Which brings me to another- Events. Events in C# are defined using a name and a delegate that defines the event signature. Class consumers can then subscribe to that event- multiple consumers can in fact- using either methods of the event or operator overloads. The class can invoke the event and all the subscribed consumers will have their event routines called. This is known as a “multicast delegate” since it calls a number of methods on a single invocation. Java doesn’t have this. Again, the best way to fake events is the same way I used to do it with Visual Basic 6, which was to define an interface. that would allow for a Single “event” subscriber to be assigned, probably using some stupid “setEventX()” accessor. What if you want- you know, actual events with multiple subscribers. Well, thanks to Java’s weak generics implementation, you get to rewrite them for every single event, or use slow reflection to do your dirty work.
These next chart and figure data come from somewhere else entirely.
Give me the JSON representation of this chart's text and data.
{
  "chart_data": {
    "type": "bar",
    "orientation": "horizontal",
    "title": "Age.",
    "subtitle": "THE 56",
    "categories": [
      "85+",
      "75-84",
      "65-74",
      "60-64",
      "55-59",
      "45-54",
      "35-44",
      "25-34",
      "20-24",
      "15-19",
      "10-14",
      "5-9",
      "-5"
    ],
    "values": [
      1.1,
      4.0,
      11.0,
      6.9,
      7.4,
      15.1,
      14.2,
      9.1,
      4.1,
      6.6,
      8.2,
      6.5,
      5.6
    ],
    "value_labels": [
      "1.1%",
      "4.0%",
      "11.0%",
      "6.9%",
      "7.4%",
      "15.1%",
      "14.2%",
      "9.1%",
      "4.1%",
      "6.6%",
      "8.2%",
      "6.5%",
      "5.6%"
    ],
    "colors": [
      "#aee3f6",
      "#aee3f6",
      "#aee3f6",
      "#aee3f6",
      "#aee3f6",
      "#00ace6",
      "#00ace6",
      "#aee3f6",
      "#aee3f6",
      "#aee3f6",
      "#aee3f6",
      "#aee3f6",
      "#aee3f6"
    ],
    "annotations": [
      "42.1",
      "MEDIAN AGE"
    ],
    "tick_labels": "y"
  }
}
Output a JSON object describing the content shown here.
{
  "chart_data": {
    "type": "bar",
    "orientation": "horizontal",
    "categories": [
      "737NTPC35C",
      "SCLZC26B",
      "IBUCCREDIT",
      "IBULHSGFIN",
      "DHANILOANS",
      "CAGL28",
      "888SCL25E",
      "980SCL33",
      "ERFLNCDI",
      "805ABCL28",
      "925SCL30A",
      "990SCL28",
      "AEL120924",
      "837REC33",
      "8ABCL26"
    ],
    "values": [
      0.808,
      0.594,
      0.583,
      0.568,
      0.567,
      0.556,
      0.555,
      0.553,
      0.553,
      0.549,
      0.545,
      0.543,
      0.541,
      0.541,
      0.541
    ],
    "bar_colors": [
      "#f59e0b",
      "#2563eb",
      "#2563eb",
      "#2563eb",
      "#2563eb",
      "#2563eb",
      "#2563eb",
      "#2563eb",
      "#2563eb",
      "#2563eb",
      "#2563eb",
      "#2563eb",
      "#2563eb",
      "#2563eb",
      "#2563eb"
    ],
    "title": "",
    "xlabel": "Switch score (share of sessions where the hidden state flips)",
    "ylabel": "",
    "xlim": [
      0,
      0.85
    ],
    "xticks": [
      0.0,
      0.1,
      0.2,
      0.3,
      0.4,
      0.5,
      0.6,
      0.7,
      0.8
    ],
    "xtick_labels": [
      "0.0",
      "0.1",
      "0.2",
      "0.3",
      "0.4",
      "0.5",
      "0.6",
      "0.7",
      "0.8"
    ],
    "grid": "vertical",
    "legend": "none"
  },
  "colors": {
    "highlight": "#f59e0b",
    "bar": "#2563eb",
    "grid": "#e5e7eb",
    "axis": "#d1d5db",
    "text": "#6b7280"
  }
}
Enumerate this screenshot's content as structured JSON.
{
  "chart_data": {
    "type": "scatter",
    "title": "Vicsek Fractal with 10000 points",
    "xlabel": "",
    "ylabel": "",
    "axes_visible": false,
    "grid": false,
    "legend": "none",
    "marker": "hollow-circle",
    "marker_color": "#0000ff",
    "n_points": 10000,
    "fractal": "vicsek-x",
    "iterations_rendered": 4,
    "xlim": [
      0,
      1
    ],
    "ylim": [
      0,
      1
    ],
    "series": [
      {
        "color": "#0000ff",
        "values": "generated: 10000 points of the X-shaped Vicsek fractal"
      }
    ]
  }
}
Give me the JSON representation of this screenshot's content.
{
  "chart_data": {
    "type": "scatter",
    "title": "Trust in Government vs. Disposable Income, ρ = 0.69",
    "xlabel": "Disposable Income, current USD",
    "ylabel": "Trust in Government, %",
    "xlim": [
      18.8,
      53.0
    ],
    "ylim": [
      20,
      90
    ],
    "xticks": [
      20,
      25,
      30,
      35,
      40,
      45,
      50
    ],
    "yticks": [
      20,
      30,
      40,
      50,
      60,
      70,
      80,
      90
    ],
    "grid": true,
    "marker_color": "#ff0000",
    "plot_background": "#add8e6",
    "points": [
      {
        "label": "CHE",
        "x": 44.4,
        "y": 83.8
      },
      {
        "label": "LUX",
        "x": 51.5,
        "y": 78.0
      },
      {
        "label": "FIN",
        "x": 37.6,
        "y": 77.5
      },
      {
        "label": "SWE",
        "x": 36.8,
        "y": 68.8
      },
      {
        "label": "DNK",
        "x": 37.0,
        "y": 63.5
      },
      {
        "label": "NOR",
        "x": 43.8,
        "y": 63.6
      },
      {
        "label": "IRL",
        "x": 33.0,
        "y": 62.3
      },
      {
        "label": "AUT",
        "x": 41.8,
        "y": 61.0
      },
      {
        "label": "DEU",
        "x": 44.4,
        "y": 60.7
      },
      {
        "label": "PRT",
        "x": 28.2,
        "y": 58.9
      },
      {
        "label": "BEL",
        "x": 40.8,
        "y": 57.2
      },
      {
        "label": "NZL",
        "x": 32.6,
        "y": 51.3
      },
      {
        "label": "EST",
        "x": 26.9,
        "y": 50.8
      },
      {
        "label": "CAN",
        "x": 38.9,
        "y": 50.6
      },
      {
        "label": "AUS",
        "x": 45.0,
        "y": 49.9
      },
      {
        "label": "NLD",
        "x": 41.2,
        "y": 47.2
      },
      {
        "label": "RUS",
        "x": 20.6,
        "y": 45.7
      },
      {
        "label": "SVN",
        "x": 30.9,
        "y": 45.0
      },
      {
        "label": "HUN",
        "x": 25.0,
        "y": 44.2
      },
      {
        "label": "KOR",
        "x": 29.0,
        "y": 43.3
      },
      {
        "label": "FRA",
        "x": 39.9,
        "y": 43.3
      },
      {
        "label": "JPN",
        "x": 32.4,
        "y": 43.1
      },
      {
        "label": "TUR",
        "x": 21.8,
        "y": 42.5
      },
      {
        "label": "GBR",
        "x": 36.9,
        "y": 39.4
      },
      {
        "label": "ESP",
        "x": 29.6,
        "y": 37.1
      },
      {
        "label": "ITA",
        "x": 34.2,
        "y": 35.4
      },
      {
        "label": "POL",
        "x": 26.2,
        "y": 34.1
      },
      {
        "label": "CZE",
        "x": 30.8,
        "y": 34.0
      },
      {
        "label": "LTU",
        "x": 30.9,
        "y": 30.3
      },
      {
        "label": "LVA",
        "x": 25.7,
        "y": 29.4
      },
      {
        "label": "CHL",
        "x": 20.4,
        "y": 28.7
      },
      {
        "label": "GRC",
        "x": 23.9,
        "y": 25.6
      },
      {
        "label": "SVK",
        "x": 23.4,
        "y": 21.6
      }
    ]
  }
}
Neither of which are exactly robust.
You want more? Extension methods. Linq uses these extensively over collection classes, providing a myriad of ways to mess about with them. How about the null coalescing operator ??, or the “as” operator for performing conversions between types and giving null rather than a InvalidCastException if it cannot do so?
Platform Invoke is better than JNI or whatever the fuck it’s called now in Java (JNI? J/Direct? damned if I remember). Of course the argument is that you shouldn’t have to use anything other than Java (or C#) to do something. But you do. That’s how the software ecosystem works. You can’t just hid in the Java sandbox and pretend nothing else exists, because then your UI looks like heap of crap and you end up with something whose features pale in comparison to other products and the only advantage is now you can run it on a Solaris without porting it or something.
Even the for(value:collection) foreach syntax in java was something that took years to get added to the language. The Creators hemmed and hawwed about it for years, as if they were making some life altering decision; because they had to make sure it wasn’t dangerous, right? I don’t even know the state of Closures in Java. Personally I gave up on the language after C# passed it with C# 2.0.
Java is a universally weaker language than C# that offers few real advantages, like comparing a companion cube to a edgeless safety cube, the only difference is that the user can’t hurt themselves. But an experienced programmer trying to stack edgeless safety cubes will find it very frustrating for the very reason that there are no corners.